The PRC should be congratulated on making good on its promise to introduce a comprehensive competition law. However - as the AML comes into force - there is still considerable uncertainty as to its future operation.
To some extent current difficulties are a by-product of the PRC legal system - and perhaps therefore inevitable. In particular, in common with other Chinese legislation, the AML contains general and often open-ended (in some cases obscure) provisions with few defined terms. As a result, the PRC’s new law is in urgent need of comprehensive and detailed guidelines to provide clarification on a wide-range of important topics - for instance market definition, the scope of exemptions and whether applications for individual exemption are permissible (and if so setting out procedure) and in the merger context, rules for turnover calculation (including its geographic allocation).
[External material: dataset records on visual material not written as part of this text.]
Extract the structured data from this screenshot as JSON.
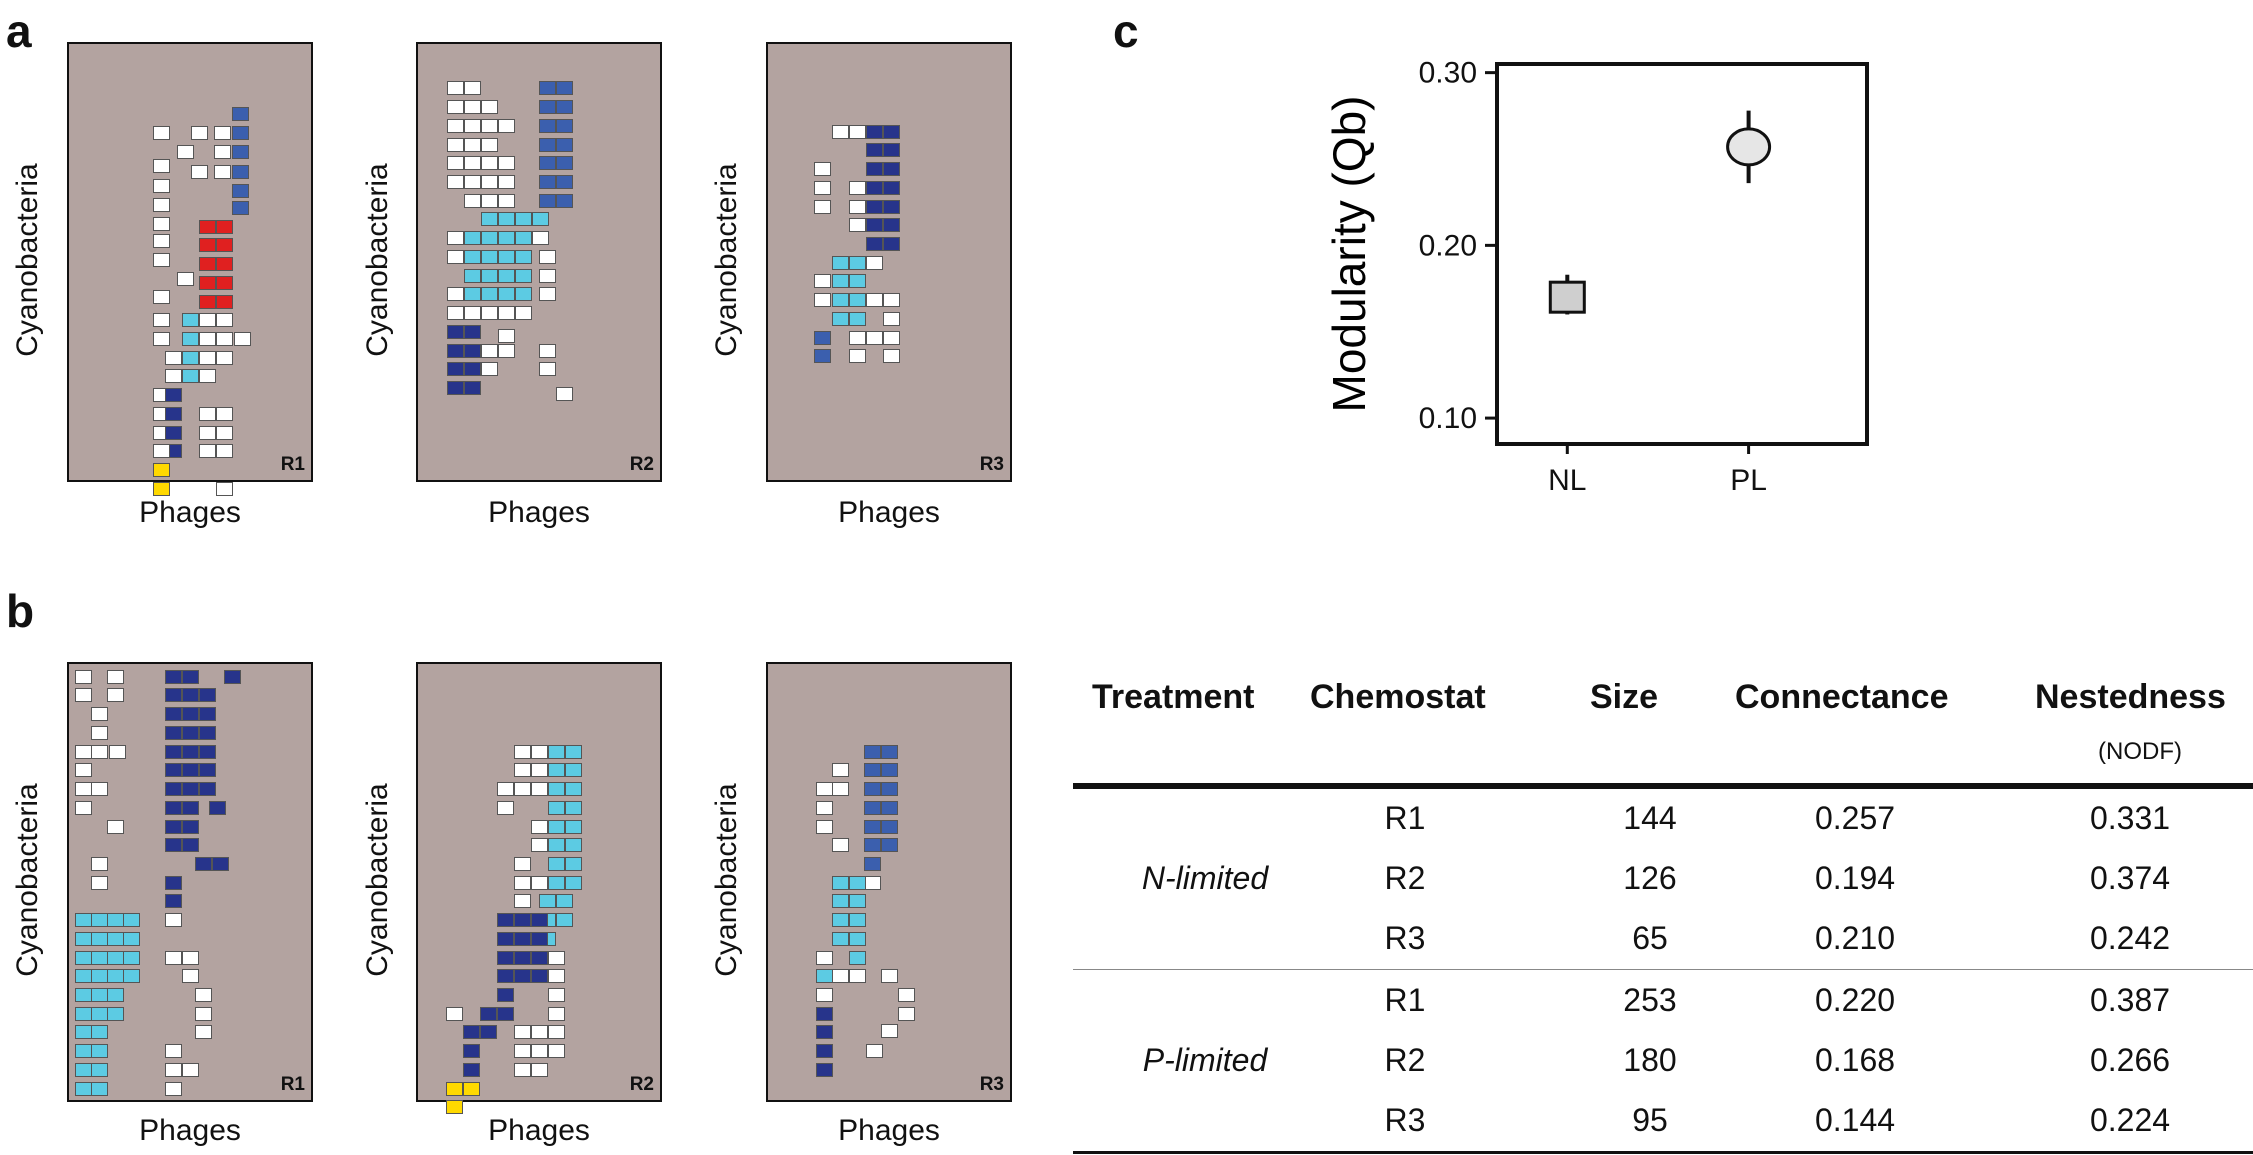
{
  "panels": {
    "a": "a",
    "b": "b",
    "c": "c"
  },
  "matrix_axis": {
    "x": "Phages",
    "y": "Cyanobacteria"
  },
  "colors": {
    "background": "#b3a3a0",
    "white": "#ffffff",
    "red": "#e02020",
    "cyan": "#5ccbe3",
    "navy": "#27348b",
    "blue": "#3b5fae",
    "yellow": "#ffd900"
  },
  "matrices_a": [
    {
      "label": "R1"
    },
    {
      "label": "R2"
    },
    {
      "label": "R3"
    }
  ],
  "matrices_b": [
    {
      "label": "R1"
    },
    {
      "label": "R2"
    },
    {
      "label": "R3"
    }
  ],
  "chart_data": {
    "type": "scatter",
    "ylabel": "Modularity (Qb)",
    "xlabel": "",
    "categories": [
      "NL",
      "PL"
    ],
    "ylim": [
      0.085,
      0.305
    ],
    "yticks": [
      "0.10",
      "0.20",
      "0.30"
    ],
    "points": [
      {
        "category": "NL",
        "value": 0.17,
        "err_low": 0.16,
        "err_high": 0.183,
        "marker": "square"
      },
      {
        "category": "PL",
        "value": 0.257,
        "err_low": 0.236,
        "err_high": 0.278,
        "marker": "circle"
      }
    ],
    "grid": false
  },
  "table": {
    "headers": [
      "Treatment",
      "Chemostat",
      "Size",
      "Connectance",
      "Nestedness"
    ],
    "subheader": "(NODF)",
    "groups": [
      {
        "treatment": "N-limited",
        "rows": [
          [
            "R1",
            "144",
            "0.257",
            "0.331"
          ],
          [
            "R2",
            "126",
            "0.194",
            "0.374"
          ],
          [
            "R3",
            "65",
            "0.210",
            "0.242"
          ]
        ]
      },
      {
        "treatment": "P-limited",
        "rows": [
          [
            "R1",
            "253",
            "0.220",
            "0.387"
          ],
          [
            "R2",
            "180",
            "0.168",
            "0.266"
          ],
          [
            "R3",
            "95",
            "0.144",
            "0.224"
          ]
        ]
      }
    ]
  }
}
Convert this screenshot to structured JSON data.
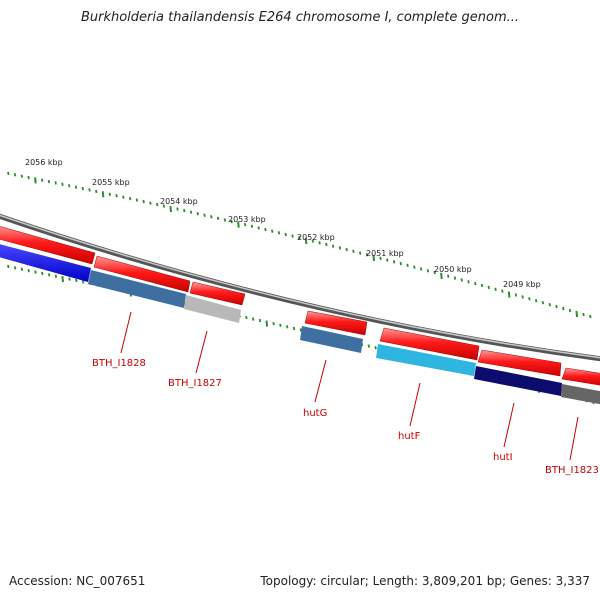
{
  "title": "Burkholderia thailandensis E264 chromosome I, complete genom...",
  "ruler": [
    "2056 kbp",
    "2055 kbp",
    "2054 kbp",
    "2053 kbp",
    "2052 kbp",
    "2051 kbp",
    "2050 kbp",
    "2049 kbp"
  ],
  "genes": [
    {
      "label": "BTH_I1828",
      "color": "#3f6fa0"
    },
    {
      "label": "BTH_I1827",
      "color": "#b8b8b8"
    },
    {
      "label": "hutG",
      "color": "#3f6fa0"
    },
    {
      "label": "hutF",
      "color": "#2fb6e0"
    },
    {
      "label": "hutI",
      "color": "#0c0c6e"
    },
    {
      "label": "BTH_I1823",
      "color": "#666666"
    }
  ],
  "footer": {
    "accession": "Accession: NC_007651",
    "topology": "Topology: circular; Length: 3,809,201 bp; Genes: 3,337"
  }
}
To date, the only substantive guidance made public in respect of the detailed provisions of the AML concerns the thresholds for MOFCOM jurisdiction in the context of merger review. However, though clearly helpful, the particular regulation - the Notification Thresholds Regulation - is itself unclear in some important respects. Further, the failings of the Notification Thresholds Regulation have arguably more to do with a lack of legislative foresight (or possibly insufficient legislative focus given more pressing concerns in the sporting realm) rather than the particular characteristics of the PRC legal system. In that regard it is difficult to avoid the conclusion that the transitional period of almost one year since the formal adoption of the AML on 30 August 2007 could have been better used.
As matters stand businesses active in the PRC are in a difficult position. On the one hand they must now act in accordance with the AML, on the other they must live with the uncertainty of not knowing how many of the AML’s provisions will be applied in practice.